Dalle prime verifiche da parte dei tecnici informatici sarebbero emerse fotografie di altri minorenni di cui gli inquirenti non conoscono ancora l’identità. Si dovrà ancora attendere per capire se sul computer e nell’hard disc esterno vi sia altro materiale pedopornografico cosa che gli inquirenti ritengono probabile. E proprio nella località di mare abruzzese l’uomo è stato arrestato sabato scorso dopo essere stato sorpreso in atteggiamenti intimi inequivocabili con un 14enne.

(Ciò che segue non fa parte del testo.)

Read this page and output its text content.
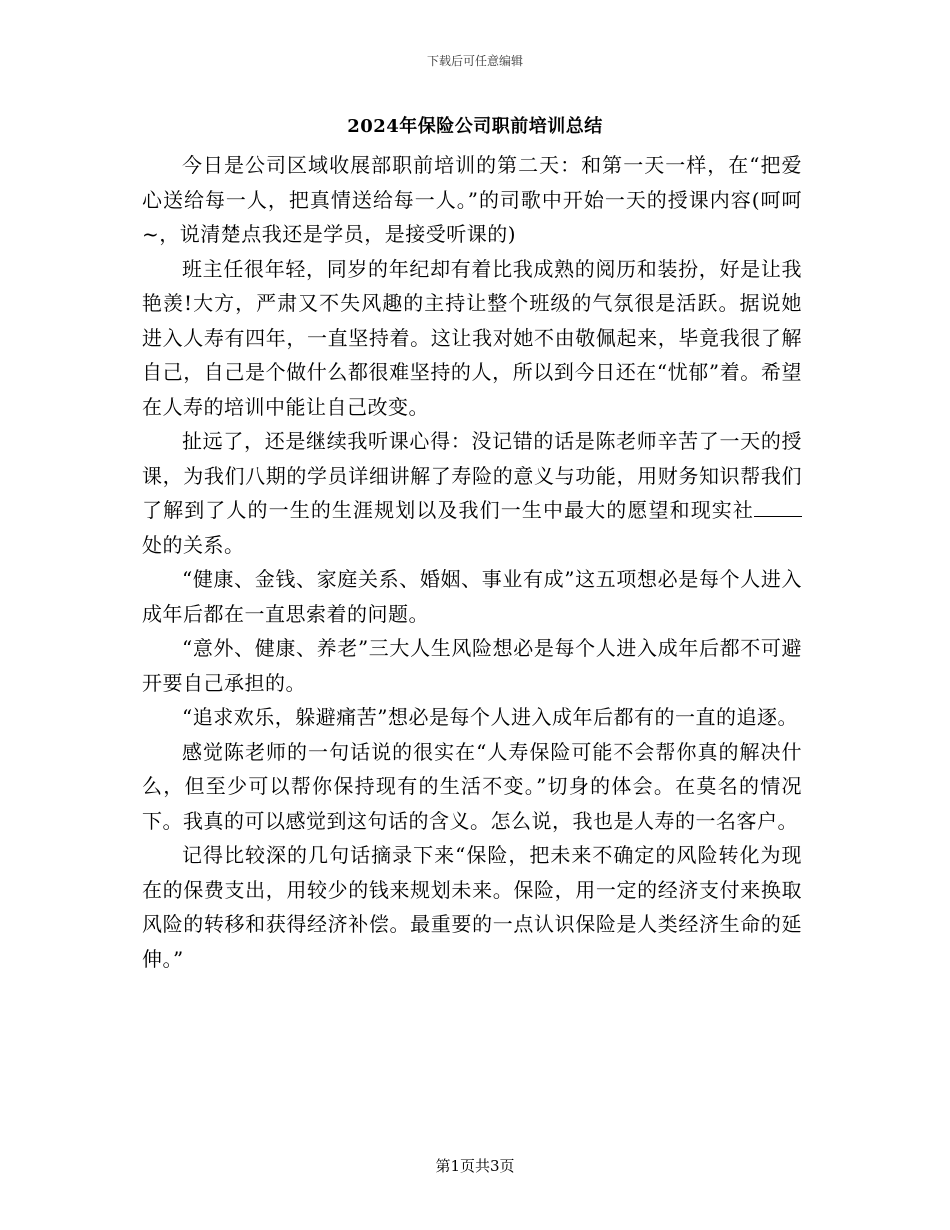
下载后可任意编辑
2024年保险公司职前培训总结

今日是公司区域收展部职前培训的第二天：和第一天一样，在“把爱心送给每一人，把真情送给每一人。”的司歌中开始一天的授课内容(呵呵~，说清楚点我还是学员，是接受听课的)

班主任很年轻，同岁的年纪却有着比我成熟的阅历和装扮，好是让我艳羡!大方，严肃又不失风趣的主持让整个班级的气氛很是活跃。据说她进入人寿有四年，一直坚持着。这让我对她不由敬佩起来，毕竟我很了解自己，自己是个做什么都很难坚持的人，所以到今日还在“忧郁”着。希望在人寿的培训中能让自己改变。

扯远了，还是继续我听课心得：没记错的话是陈老师辛苦了一天的授课，为我们八期的学员详细讲解了寿险的意义与功能，用财务知识帮我们了解到了人的一生的生涯规划以及我们一生中最大的愿望和现实社处的关系。

“健康、金钱、家庭关系、婚姻、事业有成”这五项想必是每个人进入成年后都在一直思索着的问题。

“意外、健康、养老”三大人生风险想必是每个人进入成年后都不可避开要自己承担的。

“追求欢乐，躲避痛苦”想必是每个人进入成年后都有的一直的追逐。

感觉陈老师的一句话说的很实在“人寿保险可能不会帮你真的解决什么，但至少可以帮你保持现有的生活不变。”切身的体会。在莫名的情况下。我真的可以感觉到这句话的含义。怎么说，我也是人寿的一名客户。

记得比较深的几句话摘录下来“保险，把未来不确定的风险转化为现在的保费支出，用较少的钱来规划未来。保险，用一定的经济支付来换取风险的转移和获得经济补偿。最重要的一点认识保险是人类经济生命的延伸。”

第1页共3页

Secondo le prime ricostruzioni e la testimonianza del ragazzo, il pensionato avrebbe organizzato sia l’adescamento via social che l’incontro costringendo il giovanissimo a sottostare alle sua richieste anche minacciandolo di cancellarlo dai suoi contatti.

 

Tanti i dubbi e i punti oscuri di una vicenda che potrebbe avere ulteriori risvolti e protagonisti, tutti minorenni. Proseguono le indagini da parte dei carabinieri dopo che il pm di competenza del tribunale di Teramo, ha ascoltato la vittima che avrebbe avuto i primi contatti con l’uomo all’inizio dell’estate. Non si conosce l’esito della visita medica cui è stato sottoposto il 14enne.